Roman occupation
After the destruction of Carthage (146 a. BC) and the conquest of Andalusia Peninsula, in the year 124 a. of J. C. Metellus conquered Mallorca on behalf of Rome. The import of wines from the Italian Peninsula, mainly in the region of Campania and amphorae of type Dressel, increased as a result of increased maritime traffic and banning the cultivation of the vine.
The policy of prohibiting the cultivation of the vine was initiated by Carthage and then followed by the Romans to protect the wines of their respective cities. It was not a particular policy with the island, since in the second century. BC, the Senate gave orders against viticulture area Narbonne (France) or authorization is granted for only Roman colonists could plant vines in Roussillon (France), to the detriment of the Greeks and Phoenicians.
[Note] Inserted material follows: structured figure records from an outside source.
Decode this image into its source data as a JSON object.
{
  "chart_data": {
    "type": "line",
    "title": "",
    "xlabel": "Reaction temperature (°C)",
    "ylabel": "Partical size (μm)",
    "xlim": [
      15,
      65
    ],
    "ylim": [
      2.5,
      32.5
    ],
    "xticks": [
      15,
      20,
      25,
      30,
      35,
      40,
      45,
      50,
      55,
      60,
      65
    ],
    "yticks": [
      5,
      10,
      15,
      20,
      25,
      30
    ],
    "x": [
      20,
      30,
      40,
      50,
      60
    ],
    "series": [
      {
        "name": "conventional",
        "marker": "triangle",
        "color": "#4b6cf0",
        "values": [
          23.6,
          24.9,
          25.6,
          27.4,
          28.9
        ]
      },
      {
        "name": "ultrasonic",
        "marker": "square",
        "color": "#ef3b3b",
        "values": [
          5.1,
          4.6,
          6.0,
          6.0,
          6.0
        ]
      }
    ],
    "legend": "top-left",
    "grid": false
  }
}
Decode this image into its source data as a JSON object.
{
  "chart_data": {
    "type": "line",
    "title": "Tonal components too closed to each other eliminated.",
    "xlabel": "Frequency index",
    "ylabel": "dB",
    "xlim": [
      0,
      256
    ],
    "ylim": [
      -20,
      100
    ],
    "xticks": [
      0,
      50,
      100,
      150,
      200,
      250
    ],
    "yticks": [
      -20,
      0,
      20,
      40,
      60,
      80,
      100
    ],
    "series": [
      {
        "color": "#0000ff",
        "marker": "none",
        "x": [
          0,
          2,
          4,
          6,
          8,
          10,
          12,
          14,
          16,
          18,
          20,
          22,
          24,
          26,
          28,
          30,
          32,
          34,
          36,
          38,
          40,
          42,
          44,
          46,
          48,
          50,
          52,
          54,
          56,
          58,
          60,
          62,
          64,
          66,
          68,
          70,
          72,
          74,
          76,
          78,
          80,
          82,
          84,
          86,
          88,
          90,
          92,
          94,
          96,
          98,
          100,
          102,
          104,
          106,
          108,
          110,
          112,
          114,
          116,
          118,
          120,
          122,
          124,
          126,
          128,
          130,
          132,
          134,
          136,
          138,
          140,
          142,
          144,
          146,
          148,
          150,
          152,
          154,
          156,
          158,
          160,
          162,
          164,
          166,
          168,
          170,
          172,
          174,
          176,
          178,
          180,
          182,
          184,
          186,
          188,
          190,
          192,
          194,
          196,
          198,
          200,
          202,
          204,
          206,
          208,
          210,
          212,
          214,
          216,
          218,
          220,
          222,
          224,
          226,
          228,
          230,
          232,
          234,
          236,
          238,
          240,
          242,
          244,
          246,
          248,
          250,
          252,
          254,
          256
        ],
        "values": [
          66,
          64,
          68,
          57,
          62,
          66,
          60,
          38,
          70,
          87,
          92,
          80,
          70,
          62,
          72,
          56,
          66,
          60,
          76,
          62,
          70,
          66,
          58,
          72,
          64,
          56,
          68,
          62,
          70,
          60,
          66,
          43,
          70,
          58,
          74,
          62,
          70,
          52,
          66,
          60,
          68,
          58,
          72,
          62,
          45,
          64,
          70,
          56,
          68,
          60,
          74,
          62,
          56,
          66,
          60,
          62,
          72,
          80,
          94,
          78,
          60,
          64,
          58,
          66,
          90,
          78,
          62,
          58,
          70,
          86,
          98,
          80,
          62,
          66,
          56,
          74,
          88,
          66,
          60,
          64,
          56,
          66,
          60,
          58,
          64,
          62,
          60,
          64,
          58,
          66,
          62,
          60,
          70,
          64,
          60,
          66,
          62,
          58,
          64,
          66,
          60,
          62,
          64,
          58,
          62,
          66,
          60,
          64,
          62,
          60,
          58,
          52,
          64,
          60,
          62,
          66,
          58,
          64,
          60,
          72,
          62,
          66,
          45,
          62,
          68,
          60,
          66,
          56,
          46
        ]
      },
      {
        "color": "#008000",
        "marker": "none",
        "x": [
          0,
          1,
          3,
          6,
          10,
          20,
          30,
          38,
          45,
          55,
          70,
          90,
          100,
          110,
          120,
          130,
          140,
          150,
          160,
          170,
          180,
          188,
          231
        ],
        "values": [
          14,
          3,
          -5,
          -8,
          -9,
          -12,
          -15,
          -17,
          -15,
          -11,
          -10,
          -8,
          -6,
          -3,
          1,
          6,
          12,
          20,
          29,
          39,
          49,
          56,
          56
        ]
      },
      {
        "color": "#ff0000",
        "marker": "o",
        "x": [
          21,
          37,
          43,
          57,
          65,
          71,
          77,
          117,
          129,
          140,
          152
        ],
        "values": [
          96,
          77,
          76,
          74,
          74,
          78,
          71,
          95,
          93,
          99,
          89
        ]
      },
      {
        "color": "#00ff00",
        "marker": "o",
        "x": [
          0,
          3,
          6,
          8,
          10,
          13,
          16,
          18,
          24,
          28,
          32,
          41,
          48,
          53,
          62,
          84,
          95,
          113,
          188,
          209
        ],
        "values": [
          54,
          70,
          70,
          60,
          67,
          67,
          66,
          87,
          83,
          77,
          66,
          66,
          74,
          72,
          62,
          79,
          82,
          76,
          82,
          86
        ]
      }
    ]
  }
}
It points to the time of Augustus (63 a. JC-14 d. AD) the end of the policy of prohibition. The Chronicles of Diodorus, who was a Greek historian born in Sicily and contemporary of Julius Caesar and Augustus, give a good idea of the condition of growing grapes and olives in those days in the Balearics. Diodorus recounts that Ibiza 'has little land of vineyards and olive grafts acebuches' while Mallorca and Menorca' lack of wine at all, so I have high regard for its rarity ... (sic), being also very rare oil, prepared with the juice of mastic, which mixed with lard, thereby smearing his body '.
The 'Punic' Ibiza would have been the first island of the Balearic where the vines are cultivated. In Mallorca and Menorca, vines have been cultivated for the first time on the threshold of the Christian era, coinciding with the end of Prohibition and possibly Roman colonists. Years later, PLINIO (. 23-79 BC) was the oldest praise the Balearic wine: "The Lacetani vineyards in Hispania are famous for much wine that they get but the Tarragona and what are lauronenses its fineness and the Balearic that compare with the best in Italy "(PLIN. Nat. Hist. XI, 122).
In appreciation of Borrás (Borras C., 1978, Volume II, pp. 33-96), the testimony of Pliny is' an extraordinary compliment coming from a first century Roman, used to have the best of all provinces Empire '. According to this historian, and referring to the vine, says: 'Anyway, its cultivation was not extensive, since no record that was exported, at least in quantity, limited to some small farms, reaching perhaps a of them, on the grounds of Son Mas, Manacor, where he was a splendid Roman bust of Dionysos, god of the vine 'found. Archaeological testimony of those times is also a great dolium obtained in dredging the Port of Palma 1.44 m high, and intended for wine fermantation.